Duke le entregó el volumen abierto.
—En 1938 —agregó mientras apagaba el cigarrillo—, antes de que los preadámicos desencadenaran la guerra, Henry Ford se convirtió en el primer norteamericano que recibía el más alto homenaje del Tercer Reich: la Gran Cruz del Águila Germana.
—Admirable. Pero, ¿cuánta gente lo sabe?
—Poca. Los descendientes de Ford se han ocupado de borrar huellas que podían arruinarles la venta de autos. No genera simpatías adherir al nazismo, porque estuvimos en guerra con él. Pero el nazismo no ha muerto. Nosotros continuamos defendiendo algunos de sus principios a través de la Identidad Cristiana. Debemos hacer frente a las tropas de Lucifer. Tenemos que vigorizar nuestras comunidades, debilitar a nuestros enemigos y armarnos para la nueva guerra.
—Es la misión.
—Es la misión.
DIARIO DE DOROTHY
¡Bill regresa nuevamente a Pueblo! En estos años hemos mantenido una buena comunicación por carta, pero todavía nadie logró ser invitado a Elephant City y tampoco nadie se arriesgó a caerle de visita sin permiso. Ese lugar es objeto de especulaciones porque hasta el nombre resulta increíble: en el oeste podemos imaginar todo tipo de
animales,
menos canguros de Australia o elefantes de la India. ¿Qué causa ha dado origen a un nombre tan exótico como Elephant City? Hasta lo de “city” suena inverosímil allí, en los desiertos que rodean el cañón del Colorado.
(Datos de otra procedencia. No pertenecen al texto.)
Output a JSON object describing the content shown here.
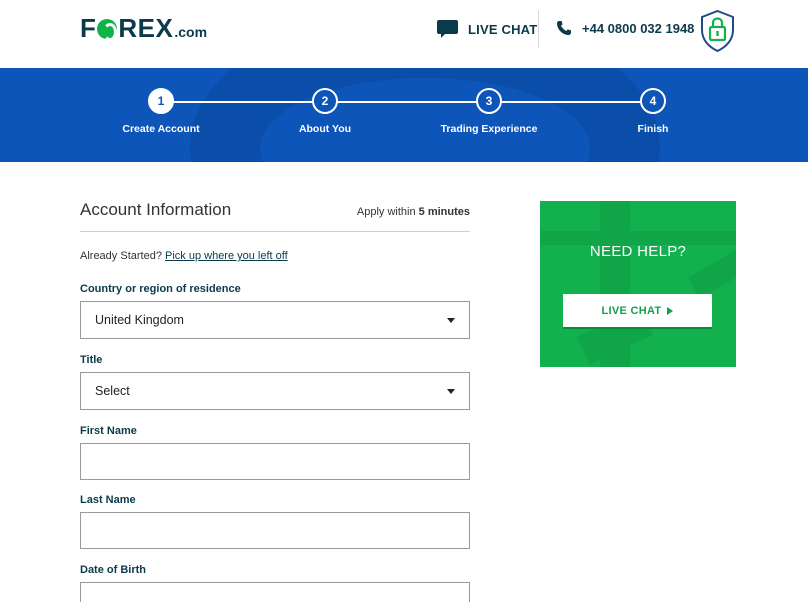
{
  "header": {
    "logo_left": "F",
    "logo_right": "REX",
    "logo_domain": ".com",
    "live_chat_label": "LIVE CHAT",
    "phone_number": "+44 0800 032 1948"
  },
  "progress": {
    "steps": [
      {
        "number": "1",
        "label": "Create Account"
      },
      {
        "number": "2",
        "label": "About You"
      },
      {
        "number": "3",
        "label": "Trading Experience"
      },
      {
        "number": "4",
        "label": "Finish"
      }
    ],
    "active_step": 1
  },
  "form": {
    "title": "Account Information",
    "apply_prefix": "Apply within",
    "apply_time": "5 minutes",
    "already_started": "Already Started?",
    "pick_up_link": "Pick up where you left off",
    "country_label": "Country or region of residence",
    "country_value": "United Kingdom",
    "title_label": "Title",
    "title_value": "Select",
    "first_name_label": "First Name",
    "first_name_value": "",
    "last_name_label": "Last Name",
    "last_name_value": "",
    "dob_label": "Date of Birth"
  },
  "help": {
    "title": "NEED HELP?",
    "button_label": "LIVE CHAT"
  },
  "colors": {
    "brand_navy": "#0b3a4a",
    "brand_green": "#10b34a",
    "banner_blue": "#0d55b9",
    "help_green": "#13b04e"
  }
}
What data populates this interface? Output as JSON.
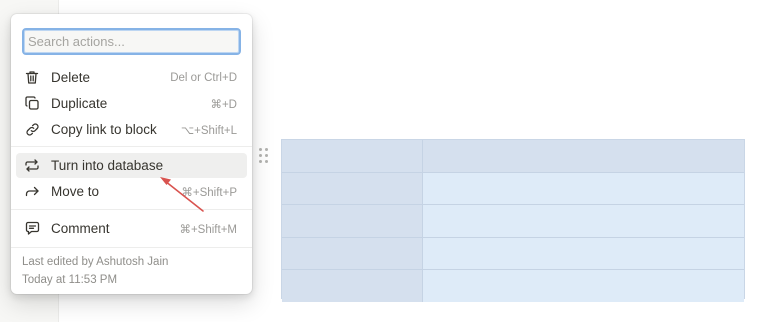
{
  "search": {
    "placeholder": "Search actions..."
  },
  "menu": {
    "items": [
      {
        "label": "Delete",
        "shortcut": "Del or Ctrl+D",
        "icon": "trash-icon"
      },
      {
        "label": "Duplicate",
        "shortcut": "⌘+D",
        "icon": "duplicate-icon"
      },
      {
        "label": "Copy link to block",
        "shortcut": "⌥+Shift+L",
        "icon": "link-icon"
      },
      {
        "label": "Turn into database",
        "shortcut": "",
        "icon": "turn-into-icon"
      },
      {
        "label": "Move to",
        "shortcut": "⌘+Shift+P",
        "icon": "arrow-right-icon"
      },
      {
        "label": "Comment",
        "shortcut": "⌘+Shift+M",
        "icon": "comment-icon"
      }
    ],
    "footer": {
      "edited_by": "Last edited by Ashutosh Jain",
      "edited_at": "Today at 11:53 PM"
    }
  },
  "colors": {
    "table_header": "#d5e0ee",
    "table_cell": "#deebf8",
    "search_border": "#86b3e6",
    "annotation_arrow": "#d9534f",
    "active_item_bg": "#efefee"
  },
  "table": {
    "rows": 5,
    "columns": 2
  }
}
“Puede que el nombre se haya inspirado en un viejo elefante olvidado por un circo de gitanos”, dijo Lucas Zapata, riendo, para vengarse del desaire que le infligió Bill.
Evelyn, en
cambio, sostenía que no era de extrañar, porque los príncipes de la India usan elefantes, por lo cual el nombre tenia valor emblemático. “Bill tiene un aire palaciego, no olvides.” En la intimidad ella sigue llamando “príncipe” a mi hermano, pese a su inexplicable indiferencia. A mi juicio, el nombre de Elephant City no tiene importancia. Pero sí me importa (y preocupa) que mi amiga se haya convertido en una devota. Corrijo: en una devota fanática. Cada tarde lee la Biblia y no pierde ocasión de intercalar imágenes de los salmos. Habla como una vieja, o como un pastor. Viste ropas negras o grises, mientras sus antiguos vestidos de fiesta duermen en el placard. Su madre, asustada por el vuelco místico, la obligó a realizar una visita al psiquiatra, que, sin embargo, etiquetó su conducta como vulgar rebeldía adolescente.